Para eles, o jogo acabou
O italiano Adriano Bonaldi, 89 anos, poderia ser um daqueles personagens das novelas de Benedito Ruy Barbosa. Em 1951, depois de sofrer as agruras da Segunda Grande Guerra, despediu-se da mãe, em Verona, e veio tentar a sorte no Brasil. Por conta das coisas da vida, acabou em Curitiba, numa pensão da Rua do Rosário com a Saldanha Marinho, administrada pelo conterrâneo Pedro Falce famoso funerário da época.

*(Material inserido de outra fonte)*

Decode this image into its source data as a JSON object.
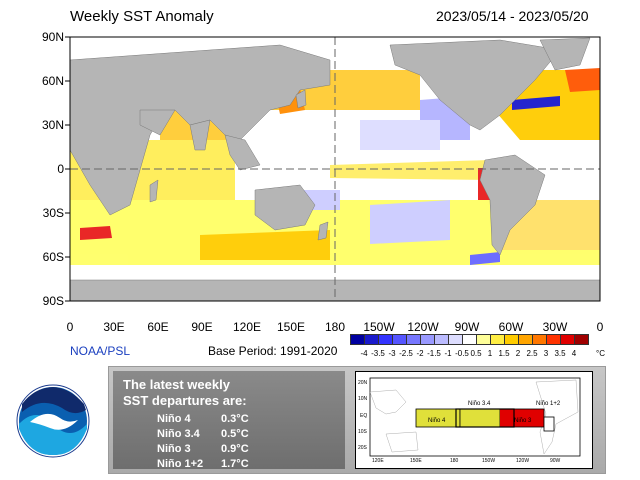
{
  "header": {
    "title": "Weekly SST Anomaly",
    "date_range": "2023/05/14 - 2023/05/20"
  },
  "map": {
    "lat_labels": [
      "90N",
      "60N",
      "30N",
      "0",
      "30S",
      "60S",
      "90S"
    ],
    "lon_labels": [
      "0",
      "30E",
      "60E",
      "90E",
      "120E",
      "150E",
      "180",
      "150W",
      "120W",
      "90W",
      "60W",
      "30W",
      "0"
    ],
    "colors": {
      "land": "#b5b5b5",
      "ocean_neutral": "#ffffff",
      "warm_light": "#ffff66",
      "warm_mid": "#ffcc00",
      "warm_strong": "#ff8c00",
      "hot": "#e81c1c",
      "cool_light": "#b3b3ff",
      "cool_mid": "#6666ff",
      "cold": "#1a1acc"
    }
  },
  "footer": {
    "credit": "NOAA/PSL",
    "base_period": "Base Period: 1991-2020"
  },
  "colorbar": {
    "labels": [
      "-4",
      "-3.5",
      "-3",
      "-2.5",
      "-2",
      "-1.5",
      "-1",
      "-0.5",
      "0.5",
      "1",
      "1.5",
      "2",
      "2.5",
      "3",
      "3.5",
      "4"
    ],
    "unit": "°C",
    "colors": [
      "#0000a0",
      "#1a1acc",
      "#3333ff",
      "#5555ff",
      "#7777ff",
      "#9999ff",
      "#bbbbff",
      "#ddddff",
      "#ffffff",
      "#ffff99",
      "#ffee44",
      "#ffcc00",
      "#ffa500",
      "#ff7700",
      "#ff3300",
      "#e00000",
      "#a00000"
    ]
  },
  "panel": {
    "heading_line1": "The latest weekly",
    "heading_line2": "SST departures are:",
    "nino": [
      {
        "name": "Niño 4",
        "value": "0.3°C"
      },
      {
        "name": "Niño 3.4",
        "value": "0.5°C"
      },
      {
        "name": "Niño 3",
        "value": "0.9°C"
      },
      {
        "name": "Niño 1+2",
        "value": "1.7°C"
      }
    ]
  },
  "inset": {
    "lat_labels": [
      "20N",
      "10N",
      "EQ",
      "10S",
      "20S"
    ],
    "lon_labels": [
      "120E",
      "150E",
      "180",
      "150W",
      "120W",
      "90W"
    ],
    "region_labels": {
      "nino4": "Niño 4",
      "nino34": "Niño 3.4",
      "nino3": "Niño 3",
      "nino12": "Niño 1+2"
    },
    "colors": {
      "nino4": "#e0e03a",
      "nino3": "#e00000",
      "nino12": "#ffffff"
    }
  }
}
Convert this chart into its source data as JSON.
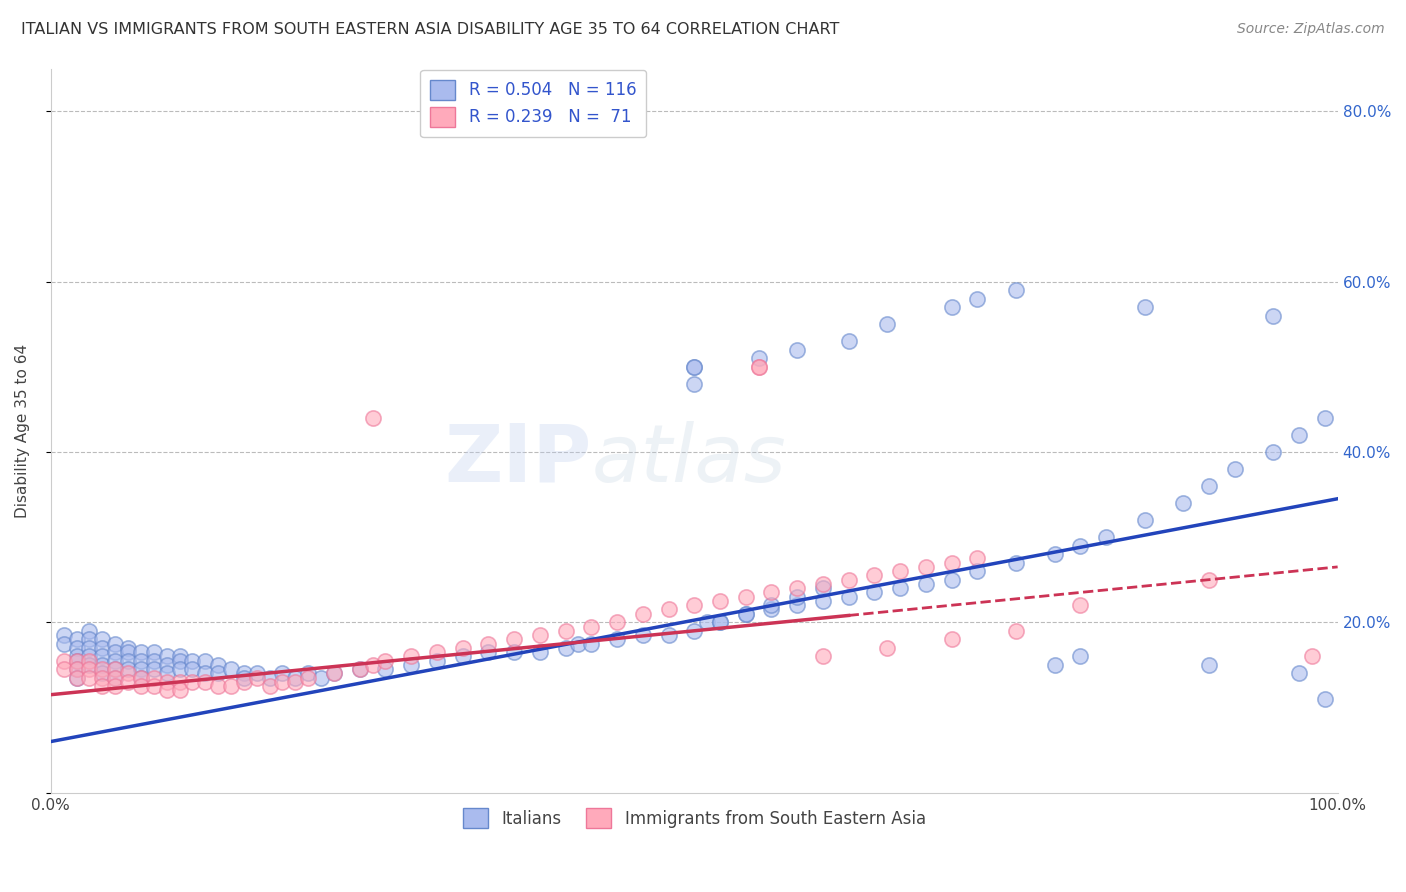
{
  "title": "ITALIAN VS IMMIGRANTS FROM SOUTH EASTERN ASIA DISABILITY AGE 35 TO 64 CORRELATION CHART",
  "source": "Source: ZipAtlas.com",
  "ylabel": "Disability Age 35 to 64",
  "xlim": [
    0.0,
    1.0
  ],
  "ylim": [
    0.0,
    0.85
  ],
  "ytick_vals": [
    0.0,
    0.2,
    0.4,
    0.6,
    0.8
  ],
  "ytick_labels": [
    "",
    "20.0%",
    "40.0%",
    "60.0%",
    "80.0%"
  ],
  "legend_blue_r": "0.504",
  "legend_blue_n": "116",
  "legend_pink_r": "0.239",
  "legend_pink_n": "71",
  "legend_label_blue": "Italians",
  "legend_label_pink": "Immigrants from South Eastern Asia",
  "blue_fill": "#AABBEE",
  "blue_edge": "#6688CC",
  "pink_fill": "#FFAABB",
  "pink_edge": "#EE7799",
  "blue_line_color": "#2244BB",
  "pink_line_color": "#CC3355",
  "title_color": "#333333",
  "source_color": "#888888",
  "axis_color": "#444444",
  "grid_color": "#BBBBBB",
  "right_tick_color": "#3366CC",
  "blue_x": [
    0.01,
    0.01,
    0.02,
    0.02,
    0.02,
    0.02,
    0.02,
    0.02,
    0.03,
    0.03,
    0.03,
    0.03,
    0.03,
    0.04,
    0.04,
    0.04,
    0.04,
    0.04,
    0.05,
    0.05,
    0.05,
    0.05,
    0.05,
    0.06,
    0.06,
    0.06,
    0.06,
    0.07,
    0.07,
    0.07,
    0.07,
    0.08,
    0.08,
    0.08,
    0.09,
    0.09,
    0.09,
    0.1,
    0.1,
    0.1,
    0.11,
    0.11,
    0.12,
    0.12,
    0.13,
    0.13,
    0.14,
    0.15,
    0.15,
    0.16,
    0.17,
    0.18,
    0.19,
    0.2,
    0.21,
    0.22,
    0.24,
    0.26,
    0.28,
    0.3,
    0.32,
    0.34,
    0.36,
    0.38,
    0.4,
    0.41,
    0.42,
    0.44,
    0.46,
    0.48,
    0.5,
    0.51,
    0.52,
    0.54,
    0.56,
    0.58,
    0.6,
    0.62,
    0.64,
    0.66,
    0.68,
    0.7,
    0.72,
    0.75,
    0.78,
    0.8,
    0.82,
    0.85,
    0.88,
    0.9,
    0.92,
    0.95,
    0.97,
    0.99,
    0.5,
    0.55,
    0.58,
    0.62,
    0.65,
    0.7,
    0.72,
    0.75,
    0.78,
    0.8,
    0.85,
    0.9,
    0.95,
    0.97,
    0.99,
    0.5,
    0.5,
    0.52,
    0.54,
    0.56,
    0.58,
    0.6
  ],
  "blue_y": [
    0.185,
    0.175,
    0.18,
    0.17,
    0.16,
    0.155,
    0.145,
    0.135,
    0.19,
    0.18,
    0.17,
    0.16,
    0.15,
    0.18,
    0.17,
    0.16,
    0.15,
    0.14,
    0.175,
    0.165,
    0.155,
    0.145,
    0.135,
    0.17,
    0.165,
    0.155,
    0.145,
    0.165,
    0.155,
    0.145,
    0.135,
    0.165,
    0.155,
    0.145,
    0.16,
    0.15,
    0.14,
    0.16,
    0.155,
    0.145,
    0.155,
    0.145,
    0.155,
    0.14,
    0.15,
    0.14,
    0.145,
    0.14,
    0.135,
    0.14,
    0.135,
    0.14,
    0.135,
    0.14,
    0.135,
    0.14,
    0.145,
    0.145,
    0.15,
    0.155,
    0.16,
    0.165,
    0.165,
    0.165,
    0.17,
    0.175,
    0.175,
    0.18,
    0.185,
    0.185,
    0.19,
    0.2,
    0.2,
    0.21,
    0.215,
    0.22,
    0.225,
    0.23,
    0.235,
    0.24,
    0.245,
    0.25,
    0.26,
    0.27,
    0.28,
    0.29,
    0.3,
    0.32,
    0.34,
    0.36,
    0.38,
    0.4,
    0.42,
    0.44,
    0.5,
    0.51,
    0.52,
    0.53,
    0.55,
    0.57,
    0.58,
    0.59,
    0.15,
    0.16,
    0.57,
    0.15,
    0.56,
    0.14,
    0.11,
    0.48,
    0.5,
    0.2,
    0.21,
    0.22,
    0.23,
    0.24
  ],
  "pink_x": [
    0.01,
    0.01,
    0.02,
    0.02,
    0.02,
    0.03,
    0.03,
    0.03,
    0.04,
    0.04,
    0.04,
    0.05,
    0.05,
    0.05,
    0.06,
    0.06,
    0.07,
    0.07,
    0.08,
    0.08,
    0.09,
    0.09,
    0.1,
    0.1,
    0.11,
    0.12,
    0.13,
    0.14,
    0.15,
    0.16,
    0.17,
    0.18,
    0.19,
    0.2,
    0.22,
    0.24,
    0.25,
    0.26,
    0.28,
    0.3,
    0.32,
    0.34,
    0.36,
    0.38,
    0.4,
    0.42,
    0.44,
    0.46,
    0.48,
    0.5,
    0.52,
    0.54,
    0.56,
    0.58,
    0.6,
    0.62,
    0.64,
    0.66,
    0.68,
    0.7,
    0.72,
    0.25,
    0.55,
    0.6,
    0.65,
    0.7,
    0.75,
    0.8,
    0.9,
    0.98,
    0.55
  ],
  "pink_y": [
    0.155,
    0.145,
    0.155,
    0.145,
    0.135,
    0.155,
    0.145,
    0.135,
    0.145,
    0.135,
    0.125,
    0.145,
    0.135,
    0.125,
    0.14,
    0.13,
    0.135,
    0.125,
    0.135,
    0.125,
    0.13,
    0.12,
    0.13,
    0.12,
    0.13,
    0.13,
    0.125,
    0.125,
    0.13,
    0.135,
    0.125,
    0.13,
    0.13,
    0.135,
    0.14,
    0.145,
    0.15,
    0.155,
    0.16,
    0.165,
    0.17,
    0.175,
    0.18,
    0.185,
    0.19,
    0.195,
    0.2,
    0.21,
    0.215,
    0.22,
    0.225,
    0.23,
    0.235,
    0.24,
    0.245,
    0.25,
    0.255,
    0.26,
    0.265,
    0.27,
    0.275,
    0.44,
    0.5,
    0.16,
    0.17,
    0.18,
    0.19,
    0.22,
    0.25,
    0.16,
    0.5
  ],
  "blue_trend_x0": 0.0,
  "blue_trend_y0": 0.06,
  "blue_trend_x1": 1.0,
  "blue_trend_y1": 0.345,
  "pink_trend_x0": 0.0,
  "pink_trend_y0": 0.115,
  "pink_trend_x1": 1.0,
  "pink_trend_y1": 0.265
}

O resto é puro folhetim Bonaldi se apaixonou por Rosa Maria, uma das netas de seu senhorio e com ela se casou. Em menos de uma década, quando o conto de fadas já tinha virado rotina, o forasteiro teve sua grande surpresa. Desenhista, projetista, músico, pintor, poeta um herdeiro nato de Da Vinci , o novo parente serviu como uma luva para resolver um problema dos Falce: administrar os sobrados que a família foi acumulando na Saldanha. Virou um compromisso de sangue, já repassado para um de seus filhos.
Semana passada, os curitibanos acordaram com uma nova expressão em seu vocabulário "potencial construtivo". Tudo indica que a palavrinha vai acompanhar a população por bastante tempo, à revelia das dificuldades para entender o que de fato significa. Os motivos são públicos: o tal do "potencial construtivo" vai financiar a reforma do Clube Atlético Paranaense e garantir a presença da capital do estado entre as cidades-sede da Copa 2014. Final feliz? Não. A alegria do povo se tornou a tristeza para cerca de 900 proprietários de imóveis antigos cadastrados pela prefeitura como "unidades de interesse de preservação", as UIPs. Desde a década de 1980, quando o município firmou sua política de patrimônio histórico, esse grupo é beneficiário direto da verba do "potencial" uma quirera que até pouco tempo não ultrapassava R$ 5 milhões em média a cada ano. Na divisão das cabeças, para alguns a verba mal dá para a pintura das fachadas.
Menos mal. Mas de uns tempos para cá, quem tem casario com paredes centenárias destruídas por goteiras e janelas de madeira para restaurar sente no bolso o preço desse suposto privilégio: há obrigações demais a cumprir, benefícios de menos para custeá-las e a possibilidade de ter de dividir o bolo com setores alhures.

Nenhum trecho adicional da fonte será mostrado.